Buya Gusrizal menyoroti lima kelompok yang tidak berhak menerima zakat berdasarkan syariat Islam:
1. Al-Qawiyyul Muktasib (Orang Kuat yang Mampu Berusaha)
– Orang yang sehat dan mampu bekerja tidak berhak menerima zakat, kecuali jika usahanya tidak mencukupi kebutuhan dasar (masuk kategori miskin) atau benar-benar tidak bisa bekerja (termasuk fakir).
– Nabi SAW menegaskan, “Jika kalian meminta, aku akan beri, tapi zakat bukan hak kalian.”

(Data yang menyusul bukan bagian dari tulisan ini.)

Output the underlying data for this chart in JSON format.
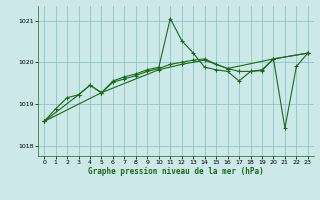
{
  "title": "Graphe pression niveau de la mer (hPa)",
  "bg_color": "#cce8e8",
  "line_color": "#1a6b1a",
  "grid_color": "#7fbfbf",
  "xlim": [
    -0.5,
    23.5
  ],
  "ylim": [
    1017.75,
    1021.35
  ],
  "yticks": [
    1018,
    1019,
    1020,
    1021
  ],
  "xticks": [
    0,
    1,
    2,
    3,
    4,
    5,
    6,
    7,
    8,
    9,
    10,
    11,
    12,
    13,
    14,
    15,
    16,
    17,
    18,
    19,
    20,
    21,
    22,
    23
  ],
  "series1": [
    [
      0,
      1018.58
    ],
    [
      1,
      1018.88
    ],
    [
      2,
      1019.15
    ],
    [
      3,
      1019.22
    ],
    [
      4,
      1019.45
    ],
    [
      5,
      1019.27
    ],
    [
      6,
      1019.55
    ],
    [
      7,
      1019.65
    ],
    [
      8,
      1019.72
    ],
    [
      9,
      1019.82
    ],
    [
      10,
      1019.88
    ],
    [
      11,
      1021.05
    ],
    [
      12,
      1020.52
    ],
    [
      13,
      1020.22
    ],
    [
      14,
      1019.88
    ],
    [
      15,
      1019.82
    ],
    [
      16,
      1019.78
    ],
    [
      17,
      1019.55
    ],
    [
      18,
      1019.78
    ],
    [
      19,
      1019.8
    ],
    [
      20,
      1020.08
    ],
    [
      21,
      1018.42
    ],
    [
      22,
      1019.9
    ],
    [
      23,
      1020.22
    ]
  ],
  "series2": [
    [
      0,
      1018.58
    ],
    [
      3,
      1019.22
    ],
    [
      4,
      1019.45
    ],
    [
      5,
      1019.27
    ],
    [
      6,
      1019.52
    ],
    [
      7,
      1019.6
    ],
    [
      8,
      1019.68
    ],
    [
      9,
      1019.78
    ],
    [
      10,
      1019.85
    ],
    [
      11,
      1019.95
    ],
    [
      12,
      1020.0
    ],
    [
      13,
      1020.05
    ],
    [
      14,
      1020.08
    ],
    [
      15,
      1019.95
    ],
    [
      16,
      1019.85
    ],
    [
      17,
      1019.78
    ],
    [
      18,
      1019.78
    ],
    [
      19,
      1019.82
    ],
    [
      20,
      1020.08
    ],
    [
      23,
      1020.22
    ]
  ],
  "series3": [
    [
      0,
      1018.58
    ],
    [
      5,
      1019.27
    ],
    [
      10,
      1019.82
    ],
    [
      12,
      1019.95
    ],
    [
      14,
      1020.05
    ],
    [
      16,
      1019.85
    ],
    [
      20,
      1020.08
    ],
    [
      23,
      1020.22
    ]
  ],
  "linewidth": 0.8,
  "markersize": 3.5
}
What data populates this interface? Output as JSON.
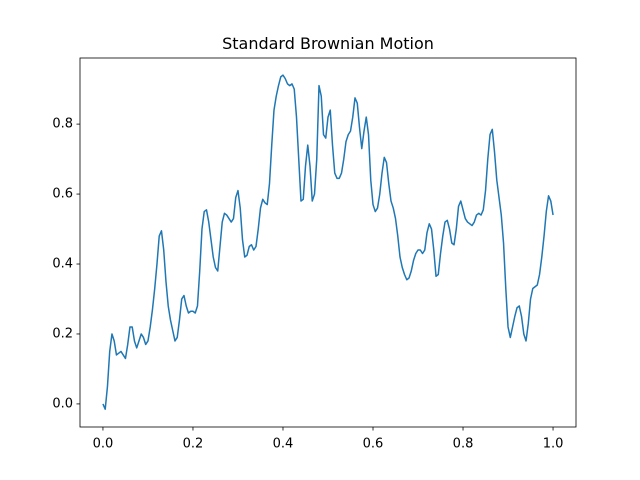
{
  "chart_data": {
    "type": "line",
    "title": "Standard Brownian Motion",
    "color": "#1f77b4",
    "xlim": [
      -0.051,
      1.051
    ],
    "ylim": [
      -0.066,
      0.989
    ],
    "xticks": [
      {
        "value": 0,
        "label": "0.0"
      },
      {
        "value": 0.2,
        "label": "0.2"
      },
      {
        "value": 0.4,
        "label": "0.4"
      },
      {
        "value": 0.6,
        "label": "0.6"
      },
      {
        "value": 0.8,
        "label": "0.8"
      },
      {
        "value": 1,
        "label": "1.0"
      }
    ],
    "yticks": [
      {
        "value": 0,
        "label": "0.0"
      },
      {
        "value": 0.2,
        "label": "0.2"
      },
      {
        "value": 0.4,
        "label": "0.4"
      },
      {
        "value": 0.6,
        "label": "0.6"
      },
      {
        "value": 0.8,
        "label": "0.8"
      }
    ],
    "x": [
      0,
      0.005,
      0.01,
      0.015,
      0.02,
      0.025,
      0.03,
      0.035,
      0.04,
      0.045,
      0.05,
      0.055,
      0.06,
      0.065,
      0.07,
      0.075,
      0.08,
      0.085,
      0.09,
      0.095,
      0.1,
      0.105,
      0.11,
      0.115,
      0.12,
      0.125,
      0.13,
      0.135,
      0.14,
      0.145,
      0.15,
      0.155,
      0.16,
      0.165,
      0.17,
      0.175,
      0.18,
      0.185,
      0.19,
      0.195,
      0.2,
      0.205,
      0.21,
      0.215,
      0.22,
      0.225,
      0.23,
      0.235,
      0.24,
      0.245,
      0.25,
      0.255,
      0.26,
      0.265,
      0.27,
      0.275,
      0.28,
      0.285,
      0.29,
      0.295,
      0.3,
      0.305,
      0.31,
      0.315,
      0.32,
      0.325,
      0.33,
      0.335,
      0.34,
      0.345,
      0.35,
      0.355,
      0.36,
      0.365,
      0.37,
      0.375,
      0.38,
      0.385,
      0.39,
      0.395,
      0.4,
      0.405,
      0.41,
      0.415,
      0.42,
      0.425,
      0.43,
      0.435,
      0.44,
      0.445,
      0.45,
      0.455,
      0.46,
      0.465,
      0.47,
      0.475,
      0.48,
      0.485,
      0.49,
      0.495,
      0.5,
      0.505,
      0.51,
      0.515,
      0.52,
      0.525,
      0.53,
      0.535,
      0.54,
      0.545,
      0.55,
      0.555,
      0.56,
      0.565,
      0.57,
      0.575,
      0.58,
      0.585,
      0.59,
      0.595,
      0.6,
      0.605,
      0.61,
      0.615,
      0.62,
      0.625,
      0.63,
      0.635,
      0.64,
      0.645,
      0.65,
      0.655,
      0.66,
      0.665,
      0.67,
      0.675,
      0.68,
      0.685,
      0.69,
      0.695,
      0.7,
      0.705,
      0.71,
      0.715,
      0.72,
      0.725,
      0.73,
      0.735,
      0.74,
      0.745,
      0.75,
      0.755,
      0.76,
      0.765,
      0.77,
      0.775,
      0.78,
      0.785,
      0.79,
      0.795,
      0.8,
      0.805,
      0.81,
      0.815,
      0.82,
      0.825,
      0.83,
      0.835,
      0.84,
      0.845,
      0.85,
      0.855,
      0.86,
      0.865,
      0.87,
      0.875,
      0.88,
      0.885,
      0.89,
      0.895,
      0.9,
      0.905,
      0.91,
      0.915,
      0.92,
      0.925,
      0.93,
      0.935,
      0.94,
      0.945,
      0.95,
      0.955,
      0.96,
      0.965,
      0.97,
      0.975,
      0.98,
      0.985,
      0.99,
      0.995,
      1
    ],
    "values": [
      0,
      -0.015,
      0.05,
      0.15,
      0.2,
      0.18,
      0.14,
      0.145,
      0.15,
      0.14,
      0.13,
      0.17,
      0.22,
      0.22,
      0.18,
      0.16,
      0.18,
      0.2,
      0.19,
      0.17,
      0.18,
      0.22,
      0.27,
      0.33,
      0.4,
      0.48,
      0.495,
      0.44,
      0.35,
      0.28,
      0.24,
      0.21,
      0.18,
      0.19,
      0.24,
      0.3,
      0.31,
      0.28,
      0.26,
      0.265,
      0.265,
      0.26,
      0.28,
      0.38,
      0.5,
      0.55,
      0.555,
      0.52,
      0.47,
      0.42,
      0.39,
      0.38,
      0.45,
      0.52,
      0.545,
      0.54,
      0.53,
      0.52,
      0.53,
      0.59,
      0.61,
      0.56,
      0.47,
      0.42,
      0.425,
      0.45,
      0.455,
      0.44,
      0.45,
      0.5,
      0.56,
      0.585,
      0.575,
      0.57,
      0.63,
      0.74,
      0.84,
      0.88,
      0.91,
      0.935,
      0.94,
      0.93,
      0.915,
      0.91,
      0.915,
      0.9,
      0.82,
      0.7,
      0.58,
      0.585,
      0.68,
      0.74,
      0.68,
      0.58,
      0.6,
      0.7,
      0.91,
      0.88,
      0.77,
      0.76,
      0.82,
      0.84,
      0.74,
      0.66,
      0.645,
      0.645,
      0.66,
      0.7,
      0.75,
      0.77,
      0.78,
      0.82,
      0.875,
      0.86,
      0.79,
      0.73,
      0.78,
      0.82,
      0.77,
      0.64,
      0.57,
      0.55,
      0.56,
      0.6,
      0.66,
      0.705,
      0.69,
      0.63,
      0.58,
      0.56,
      0.53,
      0.48,
      0.42,
      0.39,
      0.37,
      0.355,
      0.36,
      0.38,
      0.41,
      0.43,
      0.44,
      0.44,
      0.43,
      0.44,
      0.49,
      0.515,
      0.5,
      0.44,
      0.365,
      0.37,
      0.43,
      0.48,
      0.52,
      0.525,
      0.5,
      0.46,
      0.455,
      0.5,
      0.565,
      0.58,
      0.555,
      0.53,
      0.52,
      0.515,
      0.51,
      0.52,
      0.54,
      0.545,
      0.54,
      0.555,
      0.61,
      0.7,
      0.77,
      0.785,
      0.72,
      0.64,
      0.59,
      0.54,
      0.46,
      0.33,
      0.22,
      0.19,
      0.22,
      0.25,
      0.275,
      0.28,
      0.25,
      0.2,
      0.18,
      0.23,
      0.3,
      0.33,
      0.335,
      0.34,
      0.37,
      0.42,
      0.48,
      0.55,
      0.595,
      0.58,
      0.54
    ]
  }
}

2. Orang Kaya dan Keluarganya
– Zakat hanya untuk mustahik (penerima), bukan muzaki (pemberi) atau keluarganya. Anak, cucu, orang tua, dan istri tidak boleh menerima zakat dari anggota keluarga yang berzakat karena tanggung jawab nafkah sudah wajib ditanggung.
3. Non-Muslim yang Memusuhi Islam
– Menurut jumhur ulama, non-Muslim (kafir) tidak berhak menerima zakat, termasuk ahluz zimmah (warga non-Muslim dalam perlindungan negara Islam). Namun, sebagian ulama membolehkan dalam kondisi tertentu jika mereka tidak memusuhi Islam.

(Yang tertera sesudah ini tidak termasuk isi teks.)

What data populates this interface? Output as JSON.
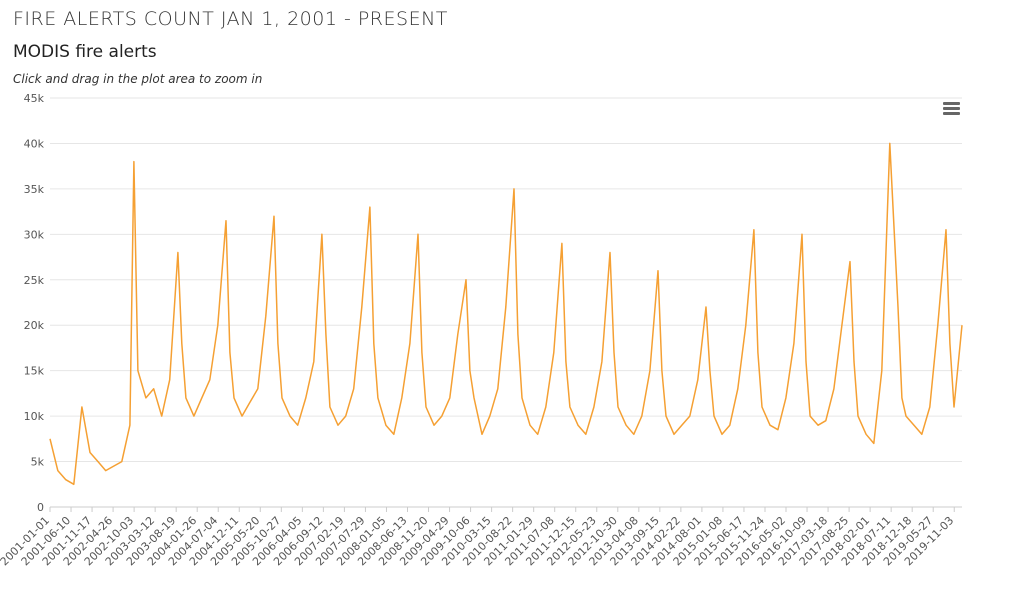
{
  "page": {
    "title": "FIRE ALERTS COUNT JAN 1, 2001 - PRESENT",
    "chart_title": "MODIS fire alerts",
    "hint": "Click and drag in the plot area to zoom in",
    "menu_icon": "hamburger-menu-icon"
  },
  "colors": {
    "series": "#f5a033",
    "grid": "#e6e6e6",
    "axis": "#cccccc",
    "text": "#333333"
  },
  "chart_data": {
    "type": "line",
    "title": "MODIS fire alerts",
    "xlabel": "",
    "ylabel": "",
    "ylim": [
      0,
      45000
    ],
    "y_ticks": [
      "0",
      "5k",
      "10k",
      "15k",
      "20k",
      "25k",
      "30k",
      "35k",
      "40k",
      "45k"
    ],
    "x_tick_labels": [
      "2001-01-01",
      "2001-06-10",
      "2001-11-17",
      "2002-04-26",
      "2002-10-03",
      "2003-03-12",
      "2003-08-19",
      "2004-01-26",
      "2004-07-04",
      "2004-12-11",
      "2005-05-20",
      "2005-10-27",
      "2006-04-05",
      "2006-09-12",
      "2007-02-19",
      "2007-07-29",
      "2008-01-05",
      "2008-06-13",
      "2008-11-20",
      "2009-04-29",
      "2009-10-06",
      "2010-03-15",
      "2010-08-22",
      "2011-01-29",
      "2011-07-08",
      "2011-12-15",
      "2012-05-23",
      "2012-10-30",
      "2013-04-08",
      "2013-09-15",
      "2014-02-22",
      "2014-08-01",
      "2015-01-08",
      "2015-06-17",
      "2015-11-24",
      "2016-05-02",
      "2016-10-09",
      "2017-03-18",
      "2017-08-25",
      "2018-02-01",
      "2018-07-11",
      "2018-12-18",
      "2019-05-27",
      "2019-11-03"
    ],
    "grid": true,
    "legend": "none",
    "series": [
      {
        "x": [
          "2001-01-01",
          "2001-03-01",
          "2001-05-01",
          "2001-07-01",
          "2001-09-01",
          "2001-11-01",
          "2002-01-01",
          "2002-03-01",
          "2002-05-01",
          "2002-07-01",
          "2002-09-01",
          "2002-10-01",
          "2002-11-01",
          "2003-01-01",
          "2003-03-01",
          "2003-05-01",
          "2003-07-01",
          "2003-09-01",
          "2003-10-01",
          "2003-11-01",
          "2004-01-01",
          "2004-03-01",
          "2004-05-01",
          "2004-07-01",
          "2004-09-01",
          "2004-10-01",
          "2004-11-01",
          "2005-01-01",
          "2005-03-01",
          "2005-05-01",
          "2005-07-01",
          "2005-09-01",
          "2005-10-01",
          "2005-11-01",
          "2006-01-01",
          "2006-03-01",
          "2006-05-01",
          "2006-07-01",
          "2006-09-01",
          "2006-10-01",
          "2006-11-01",
          "2007-01-01",
          "2007-03-01",
          "2007-05-01",
          "2007-07-01",
          "2007-09-01",
          "2007-10-01",
          "2007-11-01",
          "2008-01-01",
          "2008-03-01",
          "2008-05-01",
          "2008-07-01",
          "2008-09-01",
          "2008-10-01",
          "2008-11-01",
          "2009-01-01",
          "2009-03-01",
          "2009-05-01",
          "2009-07-01",
          "2009-09-01",
          "2009-10-01",
          "2009-11-01",
          "2010-01-01",
          "2010-03-01",
          "2010-05-01",
          "2010-07-01",
          "2010-09-01",
          "2010-10-01",
          "2010-11-01",
          "2011-01-01",
          "2011-03-01",
          "2011-05-01",
          "2011-07-01",
          "2011-09-01",
          "2011-10-01",
          "2011-11-01",
          "2012-01-01",
          "2012-03-01",
          "2012-05-01",
          "2012-07-01",
          "2012-09-01",
          "2012-10-01",
          "2012-11-01",
          "2013-01-01",
          "2013-03-01",
          "2013-05-01",
          "2013-07-01",
          "2013-09-01",
          "2013-10-01",
          "2013-11-01",
          "2014-01-01",
          "2014-03-01",
          "2014-05-01",
          "2014-07-01",
          "2014-09-01",
          "2014-10-01",
          "2014-11-01",
          "2015-01-01",
          "2015-03-01",
          "2015-05-01",
          "2015-07-01",
          "2015-09-01",
          "2015-10-01",
          "2015-11-01",
          "2016-01-01",
          "2016-03-01",
          "2016-05-01",
          "2016-07-01",
          "2016-09-01",
          "2016-10-01",
          "2016-11-01",
          "2017-01-01",
          "2017-03-01",
          "2017-05-01",
          "2017-07-01",
          "2017-09-01",
          "2017-10-01",
          "2017-11-01",
          "2018-01-01",
          "2018-03-01",
          "2018-05-01",
          "2018-07-01",
          "2018-09-01",
          "2018-10-01",
          "2018-11-01",
          "2019-01-01",
          "2019-03-01",
          "2019-05-01",
          "2019-07-01",
          "2019-09-01",
          "2019-10-01",
          "2019-11-01",
          "2020-01-01"
        ],
        "values": [
          7500,
          4000,
          3000,
          2500,
          11000,
          6000,
          5000,
          4000,
          4500,
          5000,
          9000,
          38000,
          15000,
          12000,
          13000,
          10000,
          14000,
          28000,
          18000,
          12000,
          10000,
          12000,
          14000,
          20000,
          31500,
          17000,
          12000,
          10000,
          11500,
          13000,
          21000,
          32000,
          18000,
          12000,
          10000,
          9000,
          12000,
          16000,
          30000,
          19000,
          11000,
          9000,
          10000,
          13000,
          22000,
          33000,
          18000,
          12000,
          9000,
          8000,
          12000,
          18000,
          30000,
          17000,
          11000,
          9000,
          10000,
          12000,
          19000,
          25000,
          15000,
          12000,
          8000,
          10000,
          13000,
          22000,
          35000,
          19000,
          12000,
          9000,
          8000,
          11000,
          17000,
          29000,
          16000,
          11000,
          9000,
          8000,
          11000,
          16000,
          28000,
          17000,
          11000,
          9000,
          8000,
          10000,
          15000,
          26000,
          15000,
          10000,
          8000,
          9000,
          10000,
          14000,
          22000,
          15000,
          10000,
          8000,
          9000,
          13000,
          20000,
          30500,
          17000,
          11000,
          9000,
          8500,
          12000,
          18000,
          30000,
          16000,
          10000,
          9000,
          9500,
          13000,
          20000,
          27000,
          16000,
          10000,
          8000,
          7000,
          15000,
          40000,
          22000,
          12000,
          10000,
          9000,
          8000,
          11000,
          20000,
          30500,
          18000,
          11000,
          20000
        ]
      }
    ]
  }
}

4. Keturunan Nabi (Banu Hasyim dan Banu Abdul Muthalib)
– Keluarga Nabi SAW dilarang menerima zakat. Kisah cucu Nabi, Hasan, yang diminta memuntahkan kurma zakat menjadi contoh tegas larangan ini.
5. Hamba Sahaya (Budak)
– Dalam konteks modern, kelompok ini tidak relevan, tetapi secara historis, budak yang dimerdekakan termasuk mustahik zakat.

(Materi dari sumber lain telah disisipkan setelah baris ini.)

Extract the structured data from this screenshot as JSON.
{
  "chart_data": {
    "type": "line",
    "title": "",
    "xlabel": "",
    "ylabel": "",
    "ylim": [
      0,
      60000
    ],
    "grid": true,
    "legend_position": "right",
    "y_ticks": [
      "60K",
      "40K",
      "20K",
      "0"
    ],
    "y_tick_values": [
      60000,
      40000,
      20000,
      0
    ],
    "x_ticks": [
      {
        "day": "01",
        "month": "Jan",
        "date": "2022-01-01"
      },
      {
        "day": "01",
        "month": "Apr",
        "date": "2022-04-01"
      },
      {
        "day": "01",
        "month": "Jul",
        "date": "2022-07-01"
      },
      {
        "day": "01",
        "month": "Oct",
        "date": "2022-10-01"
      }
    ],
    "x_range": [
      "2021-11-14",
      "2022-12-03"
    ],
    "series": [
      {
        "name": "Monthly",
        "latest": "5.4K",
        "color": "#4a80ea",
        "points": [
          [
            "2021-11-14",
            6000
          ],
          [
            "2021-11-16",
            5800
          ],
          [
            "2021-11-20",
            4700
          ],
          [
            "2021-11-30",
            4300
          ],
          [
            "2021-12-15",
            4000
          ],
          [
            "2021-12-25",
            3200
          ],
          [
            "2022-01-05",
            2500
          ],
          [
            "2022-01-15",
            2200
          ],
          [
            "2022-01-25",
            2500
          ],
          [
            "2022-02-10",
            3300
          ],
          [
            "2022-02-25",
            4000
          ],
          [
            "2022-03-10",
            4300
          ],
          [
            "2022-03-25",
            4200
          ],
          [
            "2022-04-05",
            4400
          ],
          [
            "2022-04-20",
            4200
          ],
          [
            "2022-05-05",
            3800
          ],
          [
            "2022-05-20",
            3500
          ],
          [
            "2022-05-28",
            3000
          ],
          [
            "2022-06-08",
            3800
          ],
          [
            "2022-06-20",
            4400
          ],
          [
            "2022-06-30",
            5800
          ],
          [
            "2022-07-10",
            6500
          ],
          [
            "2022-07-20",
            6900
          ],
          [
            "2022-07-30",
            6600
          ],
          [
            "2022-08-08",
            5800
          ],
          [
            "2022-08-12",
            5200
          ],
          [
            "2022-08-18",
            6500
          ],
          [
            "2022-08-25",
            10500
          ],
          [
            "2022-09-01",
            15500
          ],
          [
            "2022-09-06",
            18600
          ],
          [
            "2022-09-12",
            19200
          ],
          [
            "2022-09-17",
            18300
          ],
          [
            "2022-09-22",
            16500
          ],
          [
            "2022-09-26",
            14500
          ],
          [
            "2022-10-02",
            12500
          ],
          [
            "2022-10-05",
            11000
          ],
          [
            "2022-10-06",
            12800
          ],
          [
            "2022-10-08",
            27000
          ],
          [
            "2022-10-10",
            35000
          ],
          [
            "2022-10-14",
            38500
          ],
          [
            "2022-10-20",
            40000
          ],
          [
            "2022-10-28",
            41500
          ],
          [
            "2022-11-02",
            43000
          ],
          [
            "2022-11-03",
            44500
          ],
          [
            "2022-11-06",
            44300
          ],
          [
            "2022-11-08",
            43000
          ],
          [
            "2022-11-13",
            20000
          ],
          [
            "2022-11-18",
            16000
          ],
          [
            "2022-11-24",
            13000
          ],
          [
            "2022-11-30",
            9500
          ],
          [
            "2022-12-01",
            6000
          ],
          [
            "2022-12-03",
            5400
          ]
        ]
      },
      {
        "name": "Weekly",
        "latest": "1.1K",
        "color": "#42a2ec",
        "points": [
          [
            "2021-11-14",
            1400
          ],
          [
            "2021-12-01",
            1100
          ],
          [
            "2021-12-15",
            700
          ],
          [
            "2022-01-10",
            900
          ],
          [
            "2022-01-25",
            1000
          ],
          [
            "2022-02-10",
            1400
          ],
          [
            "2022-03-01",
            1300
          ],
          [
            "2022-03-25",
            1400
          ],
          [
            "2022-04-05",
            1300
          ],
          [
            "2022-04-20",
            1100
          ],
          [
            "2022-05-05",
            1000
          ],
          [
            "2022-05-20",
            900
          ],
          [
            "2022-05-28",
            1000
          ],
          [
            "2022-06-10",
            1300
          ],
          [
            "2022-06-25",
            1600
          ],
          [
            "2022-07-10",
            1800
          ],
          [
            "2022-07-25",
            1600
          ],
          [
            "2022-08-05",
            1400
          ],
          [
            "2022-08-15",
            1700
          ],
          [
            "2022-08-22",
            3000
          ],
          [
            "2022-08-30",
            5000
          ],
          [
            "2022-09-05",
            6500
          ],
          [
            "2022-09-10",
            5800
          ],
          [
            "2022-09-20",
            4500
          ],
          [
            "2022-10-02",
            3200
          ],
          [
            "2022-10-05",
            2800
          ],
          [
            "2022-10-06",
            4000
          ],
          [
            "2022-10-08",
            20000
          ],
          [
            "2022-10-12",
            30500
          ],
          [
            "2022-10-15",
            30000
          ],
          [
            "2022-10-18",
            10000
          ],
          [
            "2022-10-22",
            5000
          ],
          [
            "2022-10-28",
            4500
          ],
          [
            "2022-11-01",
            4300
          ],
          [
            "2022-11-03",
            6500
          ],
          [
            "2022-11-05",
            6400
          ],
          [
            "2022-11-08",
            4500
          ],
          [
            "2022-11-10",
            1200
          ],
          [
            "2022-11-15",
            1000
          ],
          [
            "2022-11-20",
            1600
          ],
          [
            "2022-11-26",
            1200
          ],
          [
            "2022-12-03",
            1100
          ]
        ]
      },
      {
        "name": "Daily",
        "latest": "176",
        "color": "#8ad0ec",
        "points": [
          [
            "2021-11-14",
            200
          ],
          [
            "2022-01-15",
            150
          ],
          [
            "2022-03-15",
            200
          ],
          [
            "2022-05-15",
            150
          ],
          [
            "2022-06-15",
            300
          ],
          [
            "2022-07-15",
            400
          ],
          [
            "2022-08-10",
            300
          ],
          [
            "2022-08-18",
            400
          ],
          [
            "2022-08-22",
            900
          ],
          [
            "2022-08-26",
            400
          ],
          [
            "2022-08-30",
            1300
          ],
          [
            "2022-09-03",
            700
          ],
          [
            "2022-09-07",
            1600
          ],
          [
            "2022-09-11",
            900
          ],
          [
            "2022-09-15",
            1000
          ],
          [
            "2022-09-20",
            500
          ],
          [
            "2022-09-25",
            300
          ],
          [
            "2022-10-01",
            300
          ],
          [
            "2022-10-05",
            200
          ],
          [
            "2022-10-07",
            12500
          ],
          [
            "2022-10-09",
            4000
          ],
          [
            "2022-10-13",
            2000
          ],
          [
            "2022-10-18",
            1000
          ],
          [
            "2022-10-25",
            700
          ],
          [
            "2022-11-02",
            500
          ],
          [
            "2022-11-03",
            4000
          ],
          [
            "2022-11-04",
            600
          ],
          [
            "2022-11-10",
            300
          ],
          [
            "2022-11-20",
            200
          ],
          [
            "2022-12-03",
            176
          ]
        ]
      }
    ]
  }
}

Buya Gusrizal juga mengingatkan empat syarat harta yang wajib dizakati:
1. Milik Sempurna: Harta benar-benar dimiliki dan bebas dari hak orang lain.
2. Berkembang (An-Nama): Memiliki potensi produktif seperti emas, perdagangan, atau ternak.
3. Mencapai Nisab: Melebihi kebutuhan pokok dan mencapai batas minimal (nisab).
4. Haul (Mencapai Satu Tahun): Berlaku untuk zakat emas, perak, perdagangan, dan ternak. Sementara zakat pertanian, barang tambang, dan harta terpendam tidak memerlukan haul.
Buya Gusrizal menyayangkan praktik pengelolaan zakat yang tidak sesuai syariat, seperti penggunaan dana zakat untuk kepentingan di luar mustahik. Ia mencontohkan potensi besar zakat barang tambang di Libya yang dikelola untuk pemberdayaan fakir miskin melalui saham pusat perbelanjaan.
“Di Indonesia, potensi zakat belum dimaksimalkan. Justru sering disalahgunakan untuk kepentingan di luar tujuan syar’i,” tegasnya.
Kajian ini mengingatkan umat untuk memahami dengan benar hukum zakat agar ibadah tersebut tepat sasaran dan mendatangkan berkah. Buya Gusrizal berharap lembaga zakat dapat mengoptimalkan pendistribusian sesuai prinsip syariat.